Two male holstein calves (no. C749 and C751) were used in this experiment. Five days prior to each immunization, inoculation areas were shaved and marked with a permanent marker pen. Each calf was inoculated intramuscularly with 400 μl of cardiotoxin (Sigma) (16) by using a 22-gauge needle. Five days later, each calf was immunized with 2 mg of pVCL/MSP1a at a concentration of 500 μg/ml in PBS in the cardiotoxin-treated sites by using a 22-gauge needle. Calves were injected at weeks 0, 3, 7, and 13. The first three immunizations were given in the gluteal muscles (1 mg of DNA/gluteal site), and the final dose was given in the rectus femoris. Calves were bled at 2-week intervals, and anti-MSP1a antibody titers were determined by Western immunoblotting.

Western immunoblotting.

Antigen preparations for immunoblotting consisted of solubilized A. marginale homogenates (Florida strain), or COS7 cell lysates following transfection with pVCL/MSP1a. A. marginale lysate was prepared by differential centrifugation and sonication as described previously (44, 57). Protein concentrations were determined by bicinchoninic acid (BCA) assay, with bovine serum albumin (BSA) used as a standard (Pierce Chemical Co., Rockford, Ill.).

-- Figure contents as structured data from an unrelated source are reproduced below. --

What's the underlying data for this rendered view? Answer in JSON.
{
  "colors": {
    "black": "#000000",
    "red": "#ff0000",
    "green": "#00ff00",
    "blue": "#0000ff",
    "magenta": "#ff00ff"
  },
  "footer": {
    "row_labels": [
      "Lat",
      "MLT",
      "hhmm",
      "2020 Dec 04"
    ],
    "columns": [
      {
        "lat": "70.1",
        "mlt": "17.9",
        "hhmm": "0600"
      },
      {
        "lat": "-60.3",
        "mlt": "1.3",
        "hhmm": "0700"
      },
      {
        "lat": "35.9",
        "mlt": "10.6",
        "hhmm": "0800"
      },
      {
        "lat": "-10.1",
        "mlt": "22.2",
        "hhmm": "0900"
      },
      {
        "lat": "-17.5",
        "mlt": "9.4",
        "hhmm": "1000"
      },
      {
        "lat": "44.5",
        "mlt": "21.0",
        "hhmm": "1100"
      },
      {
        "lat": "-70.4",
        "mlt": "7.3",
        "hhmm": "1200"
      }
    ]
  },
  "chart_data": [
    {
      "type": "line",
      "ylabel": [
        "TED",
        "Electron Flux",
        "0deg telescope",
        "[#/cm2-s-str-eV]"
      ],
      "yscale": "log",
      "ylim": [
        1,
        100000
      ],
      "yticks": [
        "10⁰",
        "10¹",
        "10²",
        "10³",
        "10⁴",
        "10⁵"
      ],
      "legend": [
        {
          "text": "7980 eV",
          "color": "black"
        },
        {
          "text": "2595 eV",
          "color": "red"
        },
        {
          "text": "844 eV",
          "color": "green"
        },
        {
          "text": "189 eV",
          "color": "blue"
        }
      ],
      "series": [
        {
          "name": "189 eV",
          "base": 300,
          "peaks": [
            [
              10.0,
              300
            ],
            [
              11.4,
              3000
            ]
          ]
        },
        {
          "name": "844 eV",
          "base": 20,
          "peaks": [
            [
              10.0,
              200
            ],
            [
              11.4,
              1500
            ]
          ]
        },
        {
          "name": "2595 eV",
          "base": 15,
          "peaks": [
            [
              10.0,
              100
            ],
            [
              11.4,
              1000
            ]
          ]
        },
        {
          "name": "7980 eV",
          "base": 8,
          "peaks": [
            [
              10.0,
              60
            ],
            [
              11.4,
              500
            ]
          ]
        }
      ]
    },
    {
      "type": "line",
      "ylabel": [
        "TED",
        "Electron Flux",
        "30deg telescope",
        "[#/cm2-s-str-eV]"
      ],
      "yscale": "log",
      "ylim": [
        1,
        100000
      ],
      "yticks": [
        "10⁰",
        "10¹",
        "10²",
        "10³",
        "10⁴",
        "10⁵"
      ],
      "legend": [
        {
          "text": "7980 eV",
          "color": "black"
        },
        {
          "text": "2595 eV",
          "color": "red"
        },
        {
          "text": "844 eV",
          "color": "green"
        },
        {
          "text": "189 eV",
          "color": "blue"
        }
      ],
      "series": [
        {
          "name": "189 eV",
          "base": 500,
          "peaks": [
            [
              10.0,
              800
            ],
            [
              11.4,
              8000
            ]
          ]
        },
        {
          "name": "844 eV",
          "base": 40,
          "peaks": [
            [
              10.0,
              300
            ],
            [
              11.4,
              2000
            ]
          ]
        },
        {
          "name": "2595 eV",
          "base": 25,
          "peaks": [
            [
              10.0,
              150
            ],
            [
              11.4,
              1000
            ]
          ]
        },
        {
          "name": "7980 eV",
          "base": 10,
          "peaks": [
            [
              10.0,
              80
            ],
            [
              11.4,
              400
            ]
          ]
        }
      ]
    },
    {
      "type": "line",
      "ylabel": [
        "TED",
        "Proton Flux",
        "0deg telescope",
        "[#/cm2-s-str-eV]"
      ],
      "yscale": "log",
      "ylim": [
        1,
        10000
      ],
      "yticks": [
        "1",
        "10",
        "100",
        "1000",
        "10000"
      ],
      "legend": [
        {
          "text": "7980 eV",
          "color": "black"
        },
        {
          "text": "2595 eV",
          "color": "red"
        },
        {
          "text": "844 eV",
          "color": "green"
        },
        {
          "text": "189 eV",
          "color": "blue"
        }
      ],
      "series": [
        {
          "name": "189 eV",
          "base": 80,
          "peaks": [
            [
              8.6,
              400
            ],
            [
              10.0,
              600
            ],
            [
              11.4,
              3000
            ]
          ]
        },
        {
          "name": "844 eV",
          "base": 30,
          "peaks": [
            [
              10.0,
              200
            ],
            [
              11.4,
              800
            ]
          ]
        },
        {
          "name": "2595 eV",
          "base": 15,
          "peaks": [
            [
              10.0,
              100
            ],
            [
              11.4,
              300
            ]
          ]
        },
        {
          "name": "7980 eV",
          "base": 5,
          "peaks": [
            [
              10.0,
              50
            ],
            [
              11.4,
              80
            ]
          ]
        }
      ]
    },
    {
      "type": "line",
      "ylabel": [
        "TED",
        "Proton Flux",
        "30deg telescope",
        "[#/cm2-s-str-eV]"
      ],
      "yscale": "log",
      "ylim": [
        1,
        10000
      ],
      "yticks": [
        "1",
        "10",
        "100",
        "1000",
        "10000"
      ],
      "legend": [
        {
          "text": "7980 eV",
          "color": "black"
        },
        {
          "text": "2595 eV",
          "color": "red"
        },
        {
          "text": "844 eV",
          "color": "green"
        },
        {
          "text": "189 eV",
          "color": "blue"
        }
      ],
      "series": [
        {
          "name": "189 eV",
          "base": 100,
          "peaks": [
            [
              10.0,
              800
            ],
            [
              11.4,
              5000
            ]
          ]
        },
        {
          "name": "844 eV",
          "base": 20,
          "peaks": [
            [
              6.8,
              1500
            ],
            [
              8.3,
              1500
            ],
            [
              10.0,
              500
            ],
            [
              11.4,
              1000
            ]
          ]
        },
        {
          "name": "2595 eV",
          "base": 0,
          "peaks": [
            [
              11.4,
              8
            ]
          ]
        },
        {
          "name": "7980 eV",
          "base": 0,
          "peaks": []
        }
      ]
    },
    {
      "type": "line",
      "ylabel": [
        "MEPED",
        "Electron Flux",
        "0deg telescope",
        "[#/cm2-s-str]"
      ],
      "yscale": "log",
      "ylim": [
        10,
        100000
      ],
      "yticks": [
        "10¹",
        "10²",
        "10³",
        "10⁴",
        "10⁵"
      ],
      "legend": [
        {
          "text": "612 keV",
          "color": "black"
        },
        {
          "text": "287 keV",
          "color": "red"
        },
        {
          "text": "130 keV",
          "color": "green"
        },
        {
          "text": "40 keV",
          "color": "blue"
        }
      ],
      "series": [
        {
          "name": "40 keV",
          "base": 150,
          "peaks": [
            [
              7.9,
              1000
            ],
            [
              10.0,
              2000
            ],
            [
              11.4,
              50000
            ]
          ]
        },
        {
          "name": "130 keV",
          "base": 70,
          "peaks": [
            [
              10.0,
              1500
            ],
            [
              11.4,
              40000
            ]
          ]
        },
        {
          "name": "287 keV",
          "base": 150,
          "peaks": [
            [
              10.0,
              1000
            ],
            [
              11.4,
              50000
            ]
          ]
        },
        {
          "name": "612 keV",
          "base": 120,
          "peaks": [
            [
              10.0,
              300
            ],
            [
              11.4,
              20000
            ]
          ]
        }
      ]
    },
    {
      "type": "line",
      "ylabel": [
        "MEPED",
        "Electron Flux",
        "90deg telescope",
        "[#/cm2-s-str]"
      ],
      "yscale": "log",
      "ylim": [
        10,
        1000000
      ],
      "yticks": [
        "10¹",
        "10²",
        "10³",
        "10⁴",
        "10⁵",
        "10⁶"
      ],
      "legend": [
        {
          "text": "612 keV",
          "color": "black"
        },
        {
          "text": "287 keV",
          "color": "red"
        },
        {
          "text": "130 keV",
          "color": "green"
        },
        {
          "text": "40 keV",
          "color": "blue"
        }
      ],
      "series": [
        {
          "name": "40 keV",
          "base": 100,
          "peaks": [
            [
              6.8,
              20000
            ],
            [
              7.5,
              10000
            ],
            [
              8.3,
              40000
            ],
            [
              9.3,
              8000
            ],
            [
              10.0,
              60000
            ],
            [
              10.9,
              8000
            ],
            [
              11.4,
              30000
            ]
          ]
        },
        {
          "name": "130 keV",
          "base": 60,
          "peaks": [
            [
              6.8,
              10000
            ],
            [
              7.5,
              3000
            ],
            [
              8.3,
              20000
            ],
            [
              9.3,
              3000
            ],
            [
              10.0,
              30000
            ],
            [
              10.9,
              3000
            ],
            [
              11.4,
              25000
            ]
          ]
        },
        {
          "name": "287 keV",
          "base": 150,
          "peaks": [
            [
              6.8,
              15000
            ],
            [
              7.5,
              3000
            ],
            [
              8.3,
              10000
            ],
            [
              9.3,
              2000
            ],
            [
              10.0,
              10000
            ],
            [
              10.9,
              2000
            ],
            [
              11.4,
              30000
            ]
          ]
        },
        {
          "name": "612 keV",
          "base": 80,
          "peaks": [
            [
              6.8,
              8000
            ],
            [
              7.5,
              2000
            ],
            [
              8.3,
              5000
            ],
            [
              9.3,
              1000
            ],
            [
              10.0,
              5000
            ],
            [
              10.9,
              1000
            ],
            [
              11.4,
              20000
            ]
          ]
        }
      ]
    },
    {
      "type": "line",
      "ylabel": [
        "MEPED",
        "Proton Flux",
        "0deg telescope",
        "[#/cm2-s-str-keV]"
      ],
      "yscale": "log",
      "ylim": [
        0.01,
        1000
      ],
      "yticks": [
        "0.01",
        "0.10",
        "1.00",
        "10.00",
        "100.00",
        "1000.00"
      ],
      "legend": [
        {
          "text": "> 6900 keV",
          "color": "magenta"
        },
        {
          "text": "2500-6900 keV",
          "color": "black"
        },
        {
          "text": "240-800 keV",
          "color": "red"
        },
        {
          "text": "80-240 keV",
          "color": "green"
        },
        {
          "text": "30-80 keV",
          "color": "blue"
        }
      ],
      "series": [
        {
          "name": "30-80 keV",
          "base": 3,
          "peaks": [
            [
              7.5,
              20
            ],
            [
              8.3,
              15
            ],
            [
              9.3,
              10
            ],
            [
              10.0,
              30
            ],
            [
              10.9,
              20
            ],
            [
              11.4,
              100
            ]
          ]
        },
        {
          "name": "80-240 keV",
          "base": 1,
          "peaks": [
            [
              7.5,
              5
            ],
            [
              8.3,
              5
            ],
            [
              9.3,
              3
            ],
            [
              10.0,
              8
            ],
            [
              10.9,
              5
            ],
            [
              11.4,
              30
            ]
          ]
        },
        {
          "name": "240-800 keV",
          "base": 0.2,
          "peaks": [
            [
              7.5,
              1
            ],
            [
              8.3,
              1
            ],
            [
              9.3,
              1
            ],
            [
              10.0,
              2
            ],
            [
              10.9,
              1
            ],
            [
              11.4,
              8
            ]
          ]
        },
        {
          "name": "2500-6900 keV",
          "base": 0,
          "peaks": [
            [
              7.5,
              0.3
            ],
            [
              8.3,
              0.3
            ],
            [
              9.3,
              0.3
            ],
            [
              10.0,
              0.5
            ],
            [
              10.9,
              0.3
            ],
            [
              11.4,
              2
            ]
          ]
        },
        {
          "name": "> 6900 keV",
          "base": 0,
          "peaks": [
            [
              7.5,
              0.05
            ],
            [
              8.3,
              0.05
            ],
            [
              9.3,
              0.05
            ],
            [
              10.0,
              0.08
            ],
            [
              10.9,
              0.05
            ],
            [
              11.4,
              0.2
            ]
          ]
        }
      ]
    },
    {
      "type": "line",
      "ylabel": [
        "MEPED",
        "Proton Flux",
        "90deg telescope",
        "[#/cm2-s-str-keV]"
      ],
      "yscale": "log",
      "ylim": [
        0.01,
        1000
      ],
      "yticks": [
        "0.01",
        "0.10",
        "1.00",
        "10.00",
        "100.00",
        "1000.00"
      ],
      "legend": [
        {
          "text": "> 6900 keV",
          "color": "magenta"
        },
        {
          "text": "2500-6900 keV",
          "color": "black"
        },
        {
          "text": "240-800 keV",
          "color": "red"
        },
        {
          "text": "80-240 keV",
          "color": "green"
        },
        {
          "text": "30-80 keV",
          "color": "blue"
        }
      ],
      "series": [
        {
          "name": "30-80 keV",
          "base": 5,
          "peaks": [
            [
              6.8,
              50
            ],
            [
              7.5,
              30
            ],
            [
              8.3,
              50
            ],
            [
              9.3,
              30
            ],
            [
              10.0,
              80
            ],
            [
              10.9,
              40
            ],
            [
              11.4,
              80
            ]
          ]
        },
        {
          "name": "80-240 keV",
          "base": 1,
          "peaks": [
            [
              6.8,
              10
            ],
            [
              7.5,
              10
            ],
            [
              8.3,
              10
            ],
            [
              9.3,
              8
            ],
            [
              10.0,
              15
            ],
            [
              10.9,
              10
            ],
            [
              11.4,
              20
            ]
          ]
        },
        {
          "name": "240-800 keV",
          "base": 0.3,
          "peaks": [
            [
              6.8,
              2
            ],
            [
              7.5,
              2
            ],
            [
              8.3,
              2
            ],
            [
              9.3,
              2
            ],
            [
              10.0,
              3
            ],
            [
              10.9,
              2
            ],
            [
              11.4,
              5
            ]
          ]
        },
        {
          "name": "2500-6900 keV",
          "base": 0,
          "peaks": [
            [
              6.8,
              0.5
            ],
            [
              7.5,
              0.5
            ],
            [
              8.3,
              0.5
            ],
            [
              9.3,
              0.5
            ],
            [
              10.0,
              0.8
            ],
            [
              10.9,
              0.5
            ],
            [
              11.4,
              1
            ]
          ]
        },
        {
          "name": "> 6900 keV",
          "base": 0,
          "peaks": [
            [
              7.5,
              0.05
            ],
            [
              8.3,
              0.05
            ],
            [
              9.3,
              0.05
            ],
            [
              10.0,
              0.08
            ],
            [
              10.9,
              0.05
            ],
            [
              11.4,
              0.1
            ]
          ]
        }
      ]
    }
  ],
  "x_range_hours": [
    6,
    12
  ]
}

Antigen was suspended in electrophoresis sample buffer (0.025 M Tris-hydrochloride, 2% SDS, 15% glycerol, 2.5% 2-mercaptoethanol), boiled for 10 min, and cooled on ice. Antigen preparations were then loaded on a 7.5 to 17.5% gradient gel with a 5% polyacrylamide stacking gel (60). After separation, proteins were transferred to a 0.45-μm-pore-size nitrocellulose filter (70 V for 3 h) in transblot buffer (25 mM Tris, 190 mM glycine, and 20% methanol).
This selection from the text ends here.